Cencom cuts irk local agencies

Kitsap County’s proposed budget cuts have aroused the ire of several non-county agencies who see themselves being unfairly impacted by the county plan.

In a letter to Cencom director Ron McAffee, the county last week announced its intentions to include Cencom in the planned cutbacks, which call for a 10 percent reduction of costs in 2003 and an additional 5 percent reduction in 2004.

The problem?

Cencom, Kitsap County’s only 911 dispatch center, is not a county department. Its budget is funded by every agency which uses it, with individual costs reflecting annual call volumes. Both Fire District 7 and Port Orchard Police, which pay between $100,000 and $300,000 a year to Cencom, are worried the county’s demands are going to imperil Cencom service for everyone by reducing staffing and operating funds across the board.

Essentially, other agencies feel the county is simply refusing to pay 10 percent of its bill next year, putting the other participants in an awkward position.

“You can’t discriminate calls coming into an agency,” said Rick Metzger, the chair of Fire District 7’s board of commissioners. “You’re either in or you’re out.”

The district expressed resentment of the county’s apparent belief it could reduce its payments to Cencom without affecting others. The district officials were also worried about where the inevitable cuts would be made. According to McAffee, 80 percent of Cencom’s $3.9 million annual budget is staff — only 20 percent goes to operating costs.

Fire Chief Mike Brown pointed out the only way to make cuts to staff is to either fire someone or reduce the number of hours people work. Cencom is staffed 24 hours a day and employs 53 individuals, the majority of whom are dispatchers.

“What two hours of a 24-hour day do you not want a dispatcher?” Brown asked hypothetically. “That’s how bad it’s going to get.”

McAffee said he could not predict where the cuts would be made, but said Cencom would go to any lengths to avoid cutting staff.

“We’ll do our part and do our darndest to cut money without cutting service,” he said. “But it would be difficult to do because we are already so tightly budgeted.”

Port Orchard Police Chief Al Townsend agreed with McAffee’s budget assessment.

More than 13,500 Port Orchard Police calls — a record number — were routed through Cencom in 2001, and Townsend expects this year’s volume to exceed that. He said the department’s call volume is already 15 percent higher than its volume this time last year.

Townsend said he would already like to see more call-takers at Cencom and believes additional staff could become necessary if call volumes continue to rise.

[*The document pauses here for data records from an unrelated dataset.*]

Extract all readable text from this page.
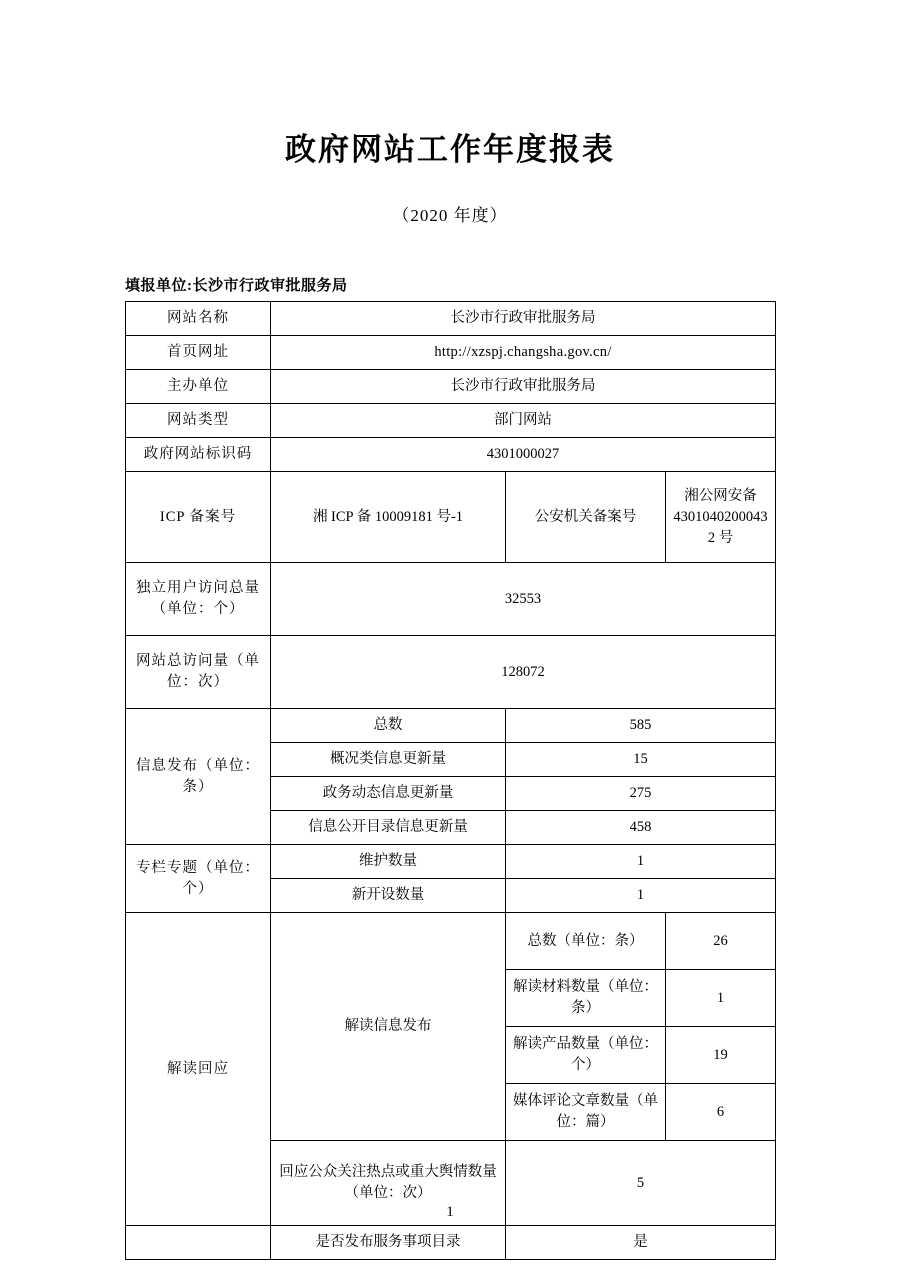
政府网站工作年度报表
（2020 年度）
填报单位:长沙市行政审批服务局
网站名称	长沙市行政审批服务局		
首页网址	http://xzspj.changsha.gov.cn/		
主办单位	长沙市行政审批服务局		
网站类型	部门网站		
政府网站标识码	4301000027		
ICP 备案号	湘 ICP 备 10009181 号-1	公安机关备案号	湘公网安备 43010402000432 号
独立用户访问总量（单位：个）	32553		
网站总访问量（单位：次）	128072		
信息发布（单位：条）	总数	585	
	概况类信息更新量	15	
	政务动态信息更新量	275	
	信息公开目录信息更新量	458	
专栏专题（单位：个）	维护数量	1	
	新开设数量	1	
解读回应	解读信息发布	总数（单位：条）	26
		解读材料数量（单位：条）	1
		解读产品数量（单位：个）	19
		媒体评论文章数量（单位：篇）	6
	回应公众关注热点或重大舆情数量（单位：次）	5	
	是否发布服务事项目录	是	
1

“I don’t think they’re exactly overstaffed by any stretch,” he said.

Nobody is about to break off their participation in Cencom, however. The fire district estimates it would cost $1.5 million to handle its own dispatch, even under a bare-bones operation. Last year the district, which has the highest call volumes of any fire district in the county, paid around $300,000 to Cencom.

The Port Orchard Police Department, which has an average call volume compared to the rest of the county agencies, paid $101,900 last year.

“For us, we don’t have a choice,” Townsend said. “It’s clearly a lot cheaper and easier to pay Cencom to (dispatch). We’re basically prepared to pay for it forever.”

He added: “The county’s issues with their money shouldn’t affect the services we’re getting.”

The fire district officials see an easy solution to the looming cuts — simply pay extra to cover what the county can’t. In fact, several of the district’s commissioners felt the county was asking them to do just that by including Cencom in the cuts. A few felt the county was taking this tack because “there’s no motivation for them to do anything else.”

The district commissioners did not appear willing to take the chance of making service and response times dependent on county finances.

“It’s always been a frustrating experience to maintain quality communications under this process,” Brown said. “It doesn’t make any sense.”